Politicians know that education is the key to social mobility. So when a free education system fails, a large proportion of young people by not equipping them with the skills they need to find adequately paid employment a structural failure in the strategy to address poverty is inevitable. Sadly, many efforts to help the poor are well-meaning but this is little more than a “hospice” approach. Our placing in the lowest ranks of student achievement tables in the last few decades is a wart that disfigures our commitment to fairness in our society. 

Poverty induced by housing costs is increasing despite efforts to subsidise lower income families. The Joseph Rowntree Foundations of the UK argues that low rents, such as social housing rents, make an important contribution to reducing the degree of ‘housing cost induced poverty’. Social housing should be targeted on people with low incomes as it is the most ‘pro-poor’ and redistributive major aspect to the entire welfare state.

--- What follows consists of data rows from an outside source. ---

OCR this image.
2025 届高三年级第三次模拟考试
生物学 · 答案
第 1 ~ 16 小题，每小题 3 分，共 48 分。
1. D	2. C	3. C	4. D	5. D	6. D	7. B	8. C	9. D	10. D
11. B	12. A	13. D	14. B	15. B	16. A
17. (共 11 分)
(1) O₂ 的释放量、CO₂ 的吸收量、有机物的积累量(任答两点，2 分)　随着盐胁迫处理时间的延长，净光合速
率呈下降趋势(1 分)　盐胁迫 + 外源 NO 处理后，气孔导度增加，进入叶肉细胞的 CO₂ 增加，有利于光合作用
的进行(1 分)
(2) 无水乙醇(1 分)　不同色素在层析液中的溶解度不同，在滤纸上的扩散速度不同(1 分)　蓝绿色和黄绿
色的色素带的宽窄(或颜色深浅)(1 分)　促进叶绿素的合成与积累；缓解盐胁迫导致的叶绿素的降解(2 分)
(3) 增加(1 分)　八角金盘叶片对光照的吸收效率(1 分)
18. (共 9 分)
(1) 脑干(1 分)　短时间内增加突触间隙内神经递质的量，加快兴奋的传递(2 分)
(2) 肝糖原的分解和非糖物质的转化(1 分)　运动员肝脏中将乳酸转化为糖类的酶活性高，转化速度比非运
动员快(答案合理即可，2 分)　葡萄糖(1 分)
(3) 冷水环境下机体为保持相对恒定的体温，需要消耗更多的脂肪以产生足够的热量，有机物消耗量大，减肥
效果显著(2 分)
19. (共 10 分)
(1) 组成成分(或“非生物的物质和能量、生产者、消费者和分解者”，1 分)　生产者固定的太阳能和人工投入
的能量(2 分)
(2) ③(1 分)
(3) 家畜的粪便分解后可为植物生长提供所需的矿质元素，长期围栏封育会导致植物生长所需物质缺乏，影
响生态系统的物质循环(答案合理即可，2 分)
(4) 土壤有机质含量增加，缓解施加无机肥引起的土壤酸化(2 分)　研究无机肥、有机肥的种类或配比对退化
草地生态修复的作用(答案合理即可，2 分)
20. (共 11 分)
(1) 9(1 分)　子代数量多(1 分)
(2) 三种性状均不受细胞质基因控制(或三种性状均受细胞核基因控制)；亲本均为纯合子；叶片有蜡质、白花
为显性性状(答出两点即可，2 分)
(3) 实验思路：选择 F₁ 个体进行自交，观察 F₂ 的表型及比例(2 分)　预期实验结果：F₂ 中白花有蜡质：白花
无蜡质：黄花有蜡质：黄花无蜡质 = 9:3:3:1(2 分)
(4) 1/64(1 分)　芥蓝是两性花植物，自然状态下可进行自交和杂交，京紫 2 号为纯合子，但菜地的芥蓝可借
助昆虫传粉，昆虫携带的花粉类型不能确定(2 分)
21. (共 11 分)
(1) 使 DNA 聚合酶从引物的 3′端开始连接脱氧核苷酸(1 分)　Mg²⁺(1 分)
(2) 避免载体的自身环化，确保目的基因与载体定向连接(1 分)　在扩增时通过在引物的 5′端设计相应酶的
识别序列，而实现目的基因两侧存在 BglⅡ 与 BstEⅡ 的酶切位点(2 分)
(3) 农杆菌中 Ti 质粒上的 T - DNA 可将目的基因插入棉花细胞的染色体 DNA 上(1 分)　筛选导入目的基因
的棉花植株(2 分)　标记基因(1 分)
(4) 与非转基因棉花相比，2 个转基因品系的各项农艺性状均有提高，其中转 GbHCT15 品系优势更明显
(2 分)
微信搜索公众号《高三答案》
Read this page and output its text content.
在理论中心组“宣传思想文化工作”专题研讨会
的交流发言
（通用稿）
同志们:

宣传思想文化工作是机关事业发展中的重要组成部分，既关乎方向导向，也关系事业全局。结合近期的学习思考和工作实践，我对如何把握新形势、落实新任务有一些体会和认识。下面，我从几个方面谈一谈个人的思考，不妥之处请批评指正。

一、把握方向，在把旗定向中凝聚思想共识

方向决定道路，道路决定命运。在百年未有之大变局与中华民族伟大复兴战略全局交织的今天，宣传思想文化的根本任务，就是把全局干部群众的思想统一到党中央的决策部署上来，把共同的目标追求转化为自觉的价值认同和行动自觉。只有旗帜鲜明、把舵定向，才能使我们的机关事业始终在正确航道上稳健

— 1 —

Public policymakers have to strike the right balance when planning social housing availability. The Rowntree Foundation rightly comments that: “For any given set of low-paid job opportunities, housing stock and rents, there will be a trade-off between using housing benefits to prevent poverty, material deprivation and housing deprivation on the one hand and avoiding the ‘poverty trap’ on the other”.

There are no silver bullets to end a complex, multifaceted, and persistent problem of poverty. If we believe that as a nation we are committed to the principle that everyone should have a fair chance in life, we need to dismantle the poverty trap triggers. Our main challenges relate to the areas of education and housing. Failures in housing, health, and education policies aimed at supporting the poor call for a long-term commitment from politicians, business leaders, educators, and charities to understand the underlying causes of poverty and why it has been so difficult to resolve. 

Once we identify the real causes of poverty, we can start reforming our social assistance schemes. However, making conditions harsh for the unemployed poor and also the working poor will only perpetuate the problem of poverty especially in families with young children. 

Krugman rightly argues that when social assistance programmes are absent or inadequate, the poor find themselves in a trap they often cannot escape, not because they lack the incentive, but because they lack the resources.